I do Network bridges on my KVM Hosts. It is not that hard, and it is the accepted answer for that. I find that easier than trying to make IP Tables work. I really can't understand the reasoning of thinking the opposite on that.

There is a third way that most people do not think of:
If your remote KVM host is on the same net as the local machine, and the local machine also has KVM installed with Network Manager, then you can connect to remote KVM host's VM through qemu+ssh://UserName@IP_Address/system...

[TheFu]

I do Network bridges on my KVM Hosts. It is not that hard, and it is the accepted answer for that. I find that easier than trying to make IP Tables work. I really can't understand the reasoning of thinking the opposite on that.

Me neither. Bridges have been the recommended solution since at least 2008.

There is a third way that most people do not think of:
If your remote LVM host is on the same net as the local machine, and the local machine also has KVM installed with Network Manager, then you can connect to remote KVM host's VM through qemu+ssh://UserName@IP_Address/system...

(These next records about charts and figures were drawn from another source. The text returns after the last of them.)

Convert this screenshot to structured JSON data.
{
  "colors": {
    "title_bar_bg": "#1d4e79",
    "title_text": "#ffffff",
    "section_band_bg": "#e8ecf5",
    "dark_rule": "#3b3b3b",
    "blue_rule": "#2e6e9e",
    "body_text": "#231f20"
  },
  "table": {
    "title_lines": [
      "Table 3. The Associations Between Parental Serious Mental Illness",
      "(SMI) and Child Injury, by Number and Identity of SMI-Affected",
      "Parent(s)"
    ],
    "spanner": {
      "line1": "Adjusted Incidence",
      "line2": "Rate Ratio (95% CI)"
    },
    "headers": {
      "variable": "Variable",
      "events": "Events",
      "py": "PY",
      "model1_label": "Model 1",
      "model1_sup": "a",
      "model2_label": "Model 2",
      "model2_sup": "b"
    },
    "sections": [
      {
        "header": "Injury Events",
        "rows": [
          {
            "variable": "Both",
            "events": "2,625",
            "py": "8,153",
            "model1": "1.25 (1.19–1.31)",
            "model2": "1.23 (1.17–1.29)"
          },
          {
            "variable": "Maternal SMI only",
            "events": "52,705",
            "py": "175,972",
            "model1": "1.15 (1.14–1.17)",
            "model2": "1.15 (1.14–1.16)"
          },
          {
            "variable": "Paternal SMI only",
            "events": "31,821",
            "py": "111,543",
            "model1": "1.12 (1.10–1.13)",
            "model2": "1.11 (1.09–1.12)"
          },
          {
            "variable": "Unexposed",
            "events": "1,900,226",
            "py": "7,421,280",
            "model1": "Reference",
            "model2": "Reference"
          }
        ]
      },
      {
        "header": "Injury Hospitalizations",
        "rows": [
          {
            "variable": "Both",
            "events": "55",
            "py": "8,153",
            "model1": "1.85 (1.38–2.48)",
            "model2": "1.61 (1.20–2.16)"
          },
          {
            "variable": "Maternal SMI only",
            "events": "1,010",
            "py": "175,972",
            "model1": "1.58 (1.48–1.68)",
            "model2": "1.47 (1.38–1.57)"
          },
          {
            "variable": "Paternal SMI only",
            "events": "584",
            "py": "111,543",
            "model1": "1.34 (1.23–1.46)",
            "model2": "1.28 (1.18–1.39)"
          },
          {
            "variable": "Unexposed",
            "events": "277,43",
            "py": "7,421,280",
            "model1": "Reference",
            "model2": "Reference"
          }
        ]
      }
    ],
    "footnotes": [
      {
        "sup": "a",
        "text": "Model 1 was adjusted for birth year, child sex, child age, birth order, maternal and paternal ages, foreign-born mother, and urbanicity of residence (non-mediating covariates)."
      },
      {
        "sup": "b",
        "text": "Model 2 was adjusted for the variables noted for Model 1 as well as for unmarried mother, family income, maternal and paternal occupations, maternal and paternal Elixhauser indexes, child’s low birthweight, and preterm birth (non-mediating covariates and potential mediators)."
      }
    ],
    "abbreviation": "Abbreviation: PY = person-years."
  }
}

"LVM?" Perhaps you mean "VM"?

I use the qemu+ssh:// method with virt-viewer to connect to my VMs.

Code:

    /usr/bin/virt-viewer --connect qemu+ssh://hadar/system regulus &

hadar is the VM host.
regulus is the guest VM.

Code:

    /usr/bin/virt-viewer --connect qemu+ssh://istar/system deneb &

istar is the VM host.
deneb is the guest VM.

To setup the VM, I use virt-manager, but that isn't the normal way for connections. There's a virt-viewer client for the main 3 platforms.

[MAFoElffen]

@TheFu -- I meant "KVM Host", instead of "LVM Host". Was in a hurry and they (L & K) are 1 key from each other = typo. Thank you for the catch.

[harshl]

Thanks for the responses guys. Unless I am massively misunderstanding something, I do have a bridge network, and it is working fine accept that one of the firewall technologies, that was present right out of a base install of 22.04.4 server is blocking traffic inbound to VMs on the other side of it.

Interface virbr0 is the main interface that I have attached my VMs to that need to communicate outside of the host. From the outside, production networks, I am routing to it from my production firewall, which is also working fine as I can reach the VMs once I add that IPTables line. Why that line is needed I have no idea and is a part of the mystery here.

Any thoughts on why that line is necessary to make this work? Can I provide any particular output that would help diagnose this?

To be abundantly clear, I have not installed, modified or added any firewalling technologies to this host besides that one line that makes it work. Everything else is as it was from a base install.